Reasoning / Reasoning Model
AI models that perform an internal thinking and planning step ("chain of thought") before generating a response. Reasoning models are particularly well suited for complex, multi-step tasks and consume additional so-called reasoning tokens, which may be billed separately.
Reasoning Tokens
Additional tokens consumed internally by reasoning models during their thinking and planning step before generating a response. Reasoning tokens are not visible to end users but are taken into account for billing purposes.

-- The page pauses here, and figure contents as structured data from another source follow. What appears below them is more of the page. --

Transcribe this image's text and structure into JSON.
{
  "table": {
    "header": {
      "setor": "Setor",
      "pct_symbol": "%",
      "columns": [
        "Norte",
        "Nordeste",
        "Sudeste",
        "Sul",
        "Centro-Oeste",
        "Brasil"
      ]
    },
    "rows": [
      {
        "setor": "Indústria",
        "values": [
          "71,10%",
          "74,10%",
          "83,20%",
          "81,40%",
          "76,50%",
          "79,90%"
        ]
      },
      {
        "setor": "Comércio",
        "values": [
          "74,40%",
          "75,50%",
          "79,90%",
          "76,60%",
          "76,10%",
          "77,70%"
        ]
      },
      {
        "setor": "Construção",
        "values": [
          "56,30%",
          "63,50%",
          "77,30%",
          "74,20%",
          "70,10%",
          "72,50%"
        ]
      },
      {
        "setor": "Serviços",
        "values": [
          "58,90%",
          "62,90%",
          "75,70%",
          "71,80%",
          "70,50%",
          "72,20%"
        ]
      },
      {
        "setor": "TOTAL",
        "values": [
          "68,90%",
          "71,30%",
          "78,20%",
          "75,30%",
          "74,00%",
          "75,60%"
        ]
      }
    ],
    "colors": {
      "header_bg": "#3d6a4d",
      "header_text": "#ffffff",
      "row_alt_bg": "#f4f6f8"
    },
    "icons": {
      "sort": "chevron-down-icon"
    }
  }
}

Retrieval-Augmented Generation (RAG)
An architectural principle in which an AI model retrieves relevant information from a knowledge base (retrieval) before generating a response and incorporates it into the context. RAG enriches the model with current or domain-specific information without requiring retraining. RAG prompts are typically significantly longer than standard prompts.
Shibboleth
A widely used open-source framework for federated identity management based on the SAML protocol. Enables cross-institutional Single Sign-On and is widely deployed across the German higher education landscape.
Single Sign-On (SSO)
An authentication method that allows users to log in once with their home institution credentials to gain access to multiple services without having to authenticate separately for each service.
Streaming
A transmission method in which the response of an AI model is sent to the client token by token in real time, rather than waiting for the complete response. Streaming reduces perceived latency and improves the user experience for longer responses.

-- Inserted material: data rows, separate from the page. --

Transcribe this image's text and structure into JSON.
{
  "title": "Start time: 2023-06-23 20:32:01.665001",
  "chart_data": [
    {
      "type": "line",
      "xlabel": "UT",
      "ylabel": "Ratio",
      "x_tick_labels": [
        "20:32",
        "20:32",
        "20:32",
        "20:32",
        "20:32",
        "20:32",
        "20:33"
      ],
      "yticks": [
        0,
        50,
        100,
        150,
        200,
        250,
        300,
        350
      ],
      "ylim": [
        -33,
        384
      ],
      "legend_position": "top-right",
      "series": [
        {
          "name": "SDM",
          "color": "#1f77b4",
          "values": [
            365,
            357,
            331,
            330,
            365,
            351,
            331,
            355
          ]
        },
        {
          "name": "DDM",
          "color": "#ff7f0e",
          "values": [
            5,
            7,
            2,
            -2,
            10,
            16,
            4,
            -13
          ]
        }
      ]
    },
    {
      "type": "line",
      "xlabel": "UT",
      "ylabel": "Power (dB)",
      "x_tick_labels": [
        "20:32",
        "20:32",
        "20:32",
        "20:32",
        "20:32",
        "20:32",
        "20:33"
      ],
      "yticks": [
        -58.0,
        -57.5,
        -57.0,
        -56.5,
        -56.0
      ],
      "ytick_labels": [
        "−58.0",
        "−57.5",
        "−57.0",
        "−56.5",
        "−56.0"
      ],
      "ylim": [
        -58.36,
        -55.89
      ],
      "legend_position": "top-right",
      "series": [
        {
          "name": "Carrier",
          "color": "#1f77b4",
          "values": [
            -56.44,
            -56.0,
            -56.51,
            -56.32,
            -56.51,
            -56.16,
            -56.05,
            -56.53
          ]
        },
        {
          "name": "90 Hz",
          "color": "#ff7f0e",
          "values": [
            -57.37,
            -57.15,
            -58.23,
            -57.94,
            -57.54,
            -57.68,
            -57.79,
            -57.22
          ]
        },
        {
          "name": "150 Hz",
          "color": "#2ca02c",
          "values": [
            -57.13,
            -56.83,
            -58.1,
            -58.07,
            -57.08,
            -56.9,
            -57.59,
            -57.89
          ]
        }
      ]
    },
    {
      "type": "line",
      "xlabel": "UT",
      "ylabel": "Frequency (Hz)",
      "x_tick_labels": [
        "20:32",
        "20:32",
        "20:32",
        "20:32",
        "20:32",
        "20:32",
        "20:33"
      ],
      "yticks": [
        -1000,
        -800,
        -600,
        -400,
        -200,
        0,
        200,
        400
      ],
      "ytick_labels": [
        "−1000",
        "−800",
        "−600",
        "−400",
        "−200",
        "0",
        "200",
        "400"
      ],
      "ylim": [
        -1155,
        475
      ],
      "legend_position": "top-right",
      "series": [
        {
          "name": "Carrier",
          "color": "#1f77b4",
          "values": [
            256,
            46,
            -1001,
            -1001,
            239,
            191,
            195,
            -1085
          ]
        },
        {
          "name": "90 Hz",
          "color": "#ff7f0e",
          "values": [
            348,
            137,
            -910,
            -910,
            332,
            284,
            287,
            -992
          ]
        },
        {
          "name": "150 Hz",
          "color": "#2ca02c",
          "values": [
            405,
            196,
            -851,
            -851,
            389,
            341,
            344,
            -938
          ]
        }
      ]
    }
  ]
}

System Prompt (System Message)
A predefined instruction passed to an AI model at the start of each conversation, typically not visible to end users. The system prompt defines the model's behavior, tone, and scope, enabling application-specific customization without model training.
Temperature
An inference parameter that controls the randomness or creativity of the model's output. Low values (e.g., 0) produce more deterministic, focused responses; higher values (e.g., 1–2) promote more varied and creative outputs. Appropriate values depend on the model and use case.
Tenant
In a multi-tenant architecture, a logically separated organizational unit (e.g., a university) that uses the same service but maintains its own configuration, user data, and billing units. Multi-tenancy enables shared platform operation for multiple institutions with strict data separation.
Token
The smallest processing unit of a language model. Tokens correspond to words, word fragments, or punctuation marks. The token count of a request determines the resource and cost requirements of processing. A rough rule of thumb: 1,000 tokens correspond to approximately 750 words in English (or roughly 500–600 words in German due to longer compound words).
Token Limit
A collective term for model-specific token limits. The context window limit caps input and output combined; the output limit (max_tokens) caps only the generated response. Requests exceeding a limit are either rejected or truncated.
Top P (TopP)
An inference parameter, also called "nucleus sampling", that controls output variability. The model considers only the most probable tokens during selection until their cumulative probability reaches the Top P value. Typically used as an alternative to Temperature.
Vector Database
A specialized database optimized for the efficient storage and retrieval of high-dimensional vectors (embeddings). Vector databases form the technical foundation for Retrieval-Augmented Generation (RAG) and semantic search. Examples: Qdrant, Milvus, Pinecone.
Vector Dimension (Dimensions)
The number of dimensions of an embedding vector. Higher dimensionality allows finer encoding of semantic nuances but increases memory and computational requirements. The number of dimensions is model-specific and must be identical at indexing time and at query time.